Combined use with inhibitors of an isoenzyme CYP1A2
Care should be taken when using agomelatine with moderate CYP1A2 isoenzyme inhibitors (such as propranolol, grepafloxacin, enoxacin) due to the possibility of increasing the concentration of agomelatine (see section "Interaction with other drugs and other types of interaction").
Increased transaminase activity in serum
In studies on the background of taking the drug Valdoxan®, especially at a dose of 50 mg, there was an increase in the activity of transaminases in the blood serum (more than 3 times as compared with the upper limit of the norm) (see the “Side effect” section). As a rule, after cessation of therapy, these indicators returned to normal values. It is recommended to monitor liver function at the beginning of therapy and then periodically,
after 3 weeks, after 6 weeks (the end of the stopping period of therapy), 12 weeks and 24 weeks (the end of the supporting period of therapy) after the start of therapy, and further in accordance with the clinical situation.

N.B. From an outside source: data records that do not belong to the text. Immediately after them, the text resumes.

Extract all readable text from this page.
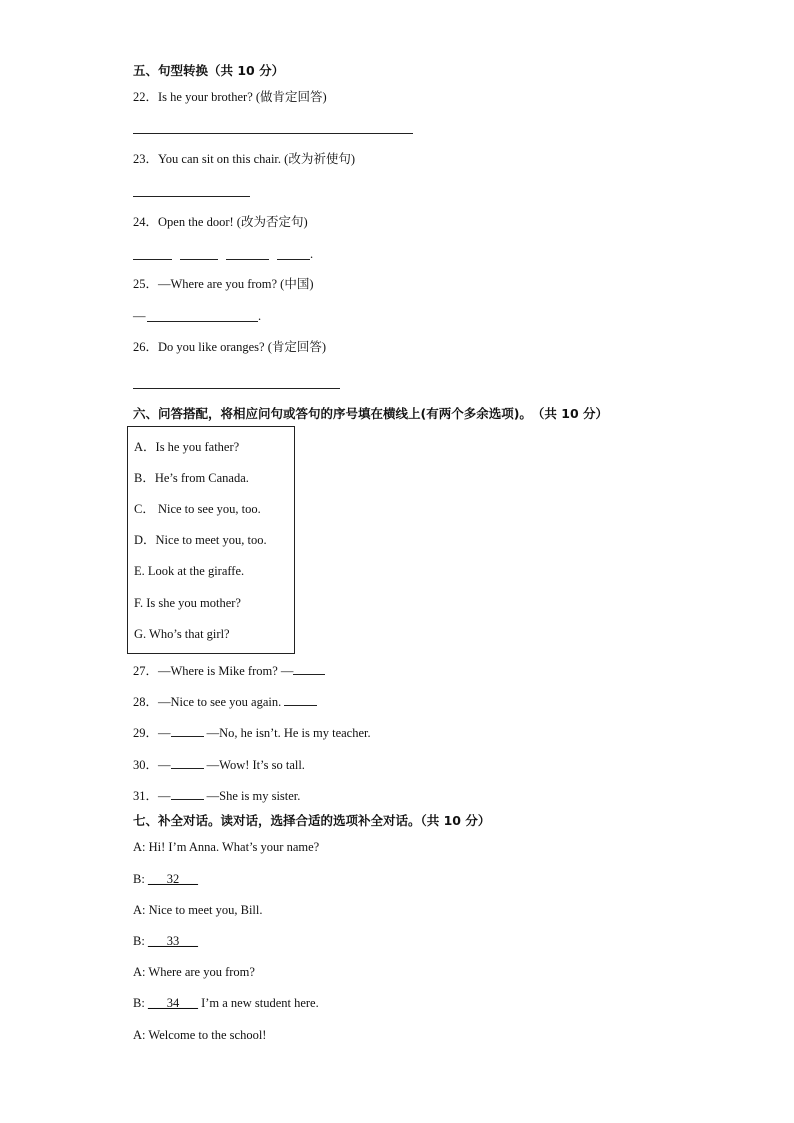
五、句型转换（共 10 分）
22．Is he your brother? (做肯定回答)
23．You can sit on this chair. (改为祈使句)
24．Open the door! (改为否定句)
.
25．—Where are you from? (中国)
—	.
26．Do you like oranges? (肯定回答)
六、问答搭配，将相应问句或答句的序号填在横线上(有两个多余选项)。　（共 10 分）
A．Is he you father?
B．He’s from Canada.
C． Nice to see you, too.
D．Nice to meet you, too.
E. Look at the giraffe.
F. Is she you mother?
G. Who’s that girl?
27．—Where is Mike from? —
28．—Nice to see you again.
29．—	—No, he isn’t. He is my teacher.
30．—	—Wow! It’s so tall.
31．—	—She is my sister.
七、补全对话。读对话，选择合适的选项补全对话。（共 10 分）
A: Hi! I’m Anna. What’s your name?
B: ___32___
A: Nice to meet you, Bill.
B: ___33___
A: Where are you from?
B: ___34___ I’m a new student here.
A: Welcome to the school!
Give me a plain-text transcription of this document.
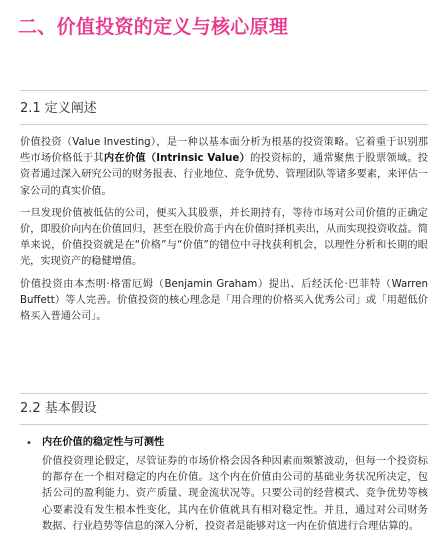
二、价值投资的定义与核心原理
2.1 定义阐述

价值投资（Value Investing），是一种以基本面分析为根基的投资策略。它着重于识别那些市场价格低于其内在价值（Intrinsic Value）的投资标的，通常聚焦于股票领域。投资者通过深入研究公司的财务报表、行业地位、竞争优势、管理团队等诸多要素，来评估一家公司的真实价值。

一旦发现价值被低估的公司，便买入其股票，并长期持有，等待市场对公司价值的正确定价，即股价向内在价值回归，甚至在股价高于内在价值时择机卖出，从而实现投资收益。简单来说，价值投资就是在“价格”与“价值”的错位中寻找获利机会，以理性分析和长期的眼光，实现资产的稳健增值。

价值投资由本杰明·格雷厄姆（Benjamin Graham）提出、后经沃伦·巴菲特（Warren Buffett）等人完善。价值投资的核心理念是「用合理的价格买入优秀公司」或「用超低价格买入普通公司」。

2.2 基本假设
• 内在价值的稳定性与可测性

价值投资理论假定，尽管证券的市场价格会因各种因素而频繁波动，但每一个投资标的都存在一个相对稳定的内在价值。这个内在价值由公司的基础业务状况所决定，包括公司的盈利能力、资产质量、现金流状况等。只要公司的经营模式、竞争优势等核心要素没有发生根本性变化，其内在价值就具有相对稳定性。并且，通过对公司财务数据、行业趋势等信息的深入分析，投资者是能够对这一内在价值进行合理估算的。
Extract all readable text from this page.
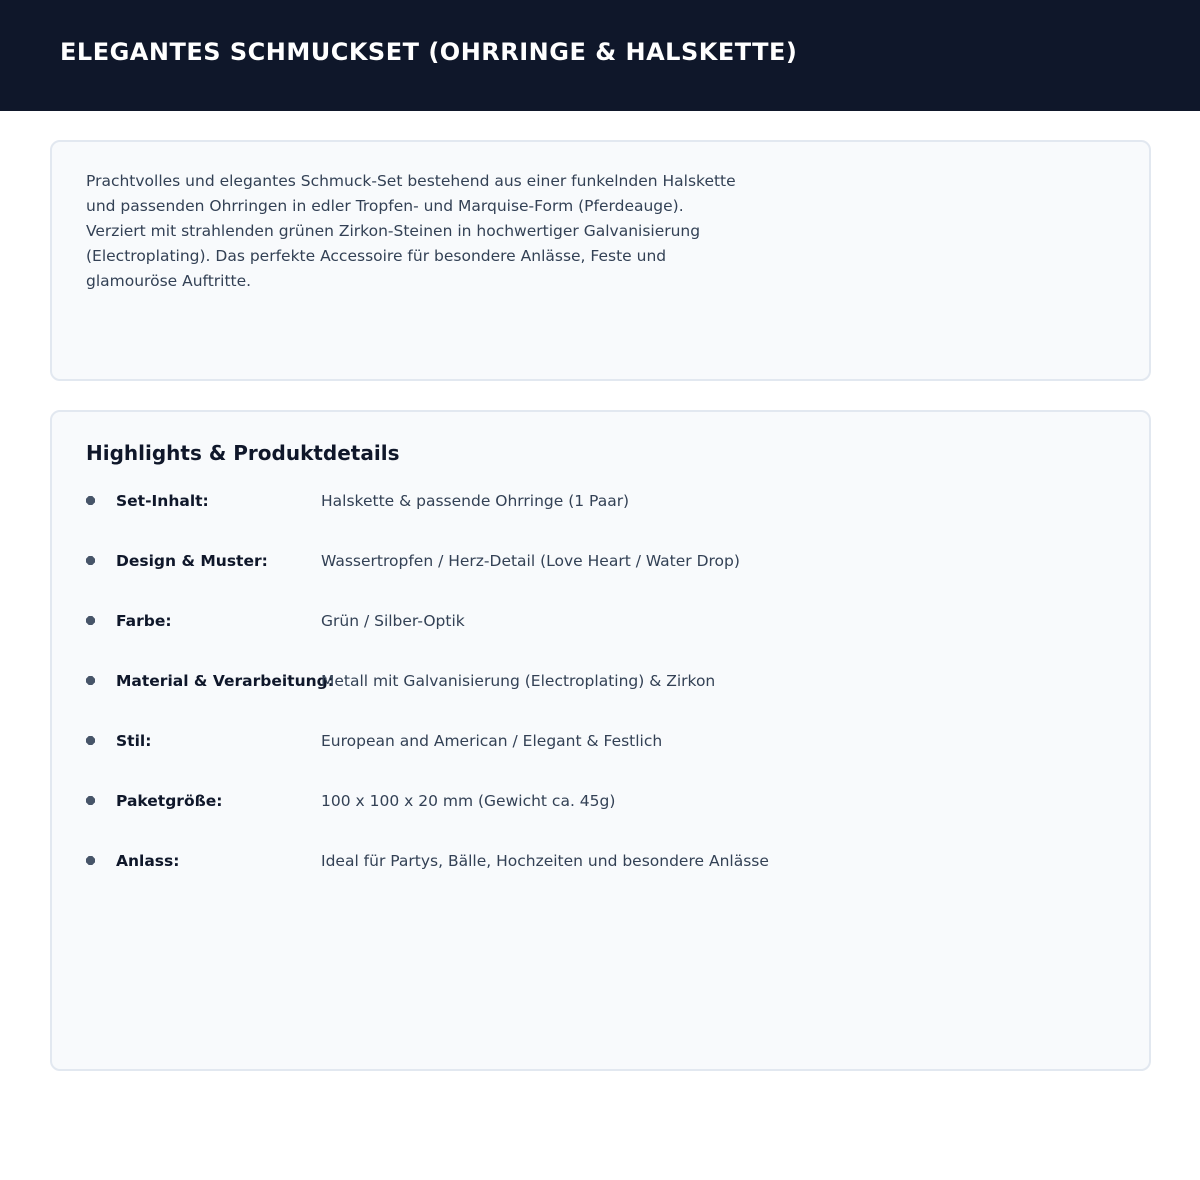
ELEGANTES SCHMUCKSET (OHRRINGE & HALSKETTE)
Prachtvolles und elegantes Schmuck-Set bestehend aus einer funkelnden Halskette
und passenden Ohrringen in edler Tropfen- und Marquise-Form (Pferdeauge).
Verziert mit strahlenden grünen Zirkon-Steinen in hochwertiger Galvanisierung
(Electroplating). Das perfekte Accessoire für besondere Anlässe, Feste und
glamouröse Auftritte.
Highlights & Produktdetails
Set-Inhalt:	Halskette & passende Ohrringe (1 Paar)
Design & Muster:	Wassertropfen / Herz-Detail (Love Heart / Water Drop)
Farbe:	Grün / Silber-Optik
Material & Verarbeitung:
Metall mit Galvanisierung (Electroplating) & Zirkon
Stil:	European and American / Elegant & Festlich
Paketgröße:	100 x 100 x 20 mm (Gewicht ca. 45g)
Anlass:	Ideal für Partys, Bälle, Hochzeiten und besondere Anlässe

At increase of activity of transaminases in blood serum it is necessary to conduct a repeated research within 48 hours. If transaminase activity is more than 3 times higher than the upper limit of normal, the drug should be stopped.In the future, you should regularly monitor the functional state of the liver to normalize the activity of transaminases.
Caution must be exercised when prescribing Valdoxan® to patients with increased transaminase activity prior to the start of therapy (above the upper limit of normal, but not more than 3 times relative to the upper limit of normal). With the development of symptoms of abnormal liver function, functional liver tests should be carried out. Taking into account laboratory data and the clinical picture, a decision should be made to discontinue or continue therapy with Valdoxan®.
With the development of jaundice, therapy should be discontinued. Care should be taken when prescribing Valdoxan® to patients with risk factors for liver dysfunction, such as obesity / overweight / non-alcoholic fatty liver, patients who consume significant amounts of alcohol or take drugs that can cause a violation liver function.

Overdosage

Data on agomelatine overdose is limited.
Symptoms: drowsiness, pain in epigastria, anxiety, weakness, anxiety, agitation, tension, dizziness, cyanosis, malaise.
When the patient was taking agomelatine at a dose of 2450 mg, the condition returned to normal on its own, without disturbances of the cardiovascular system or changes in laboratory parameters.
Treatment
Specific antidotes for agomelatine are not known. Symptomatic treatment and monitoring in specialized departments with the subsequent supervision.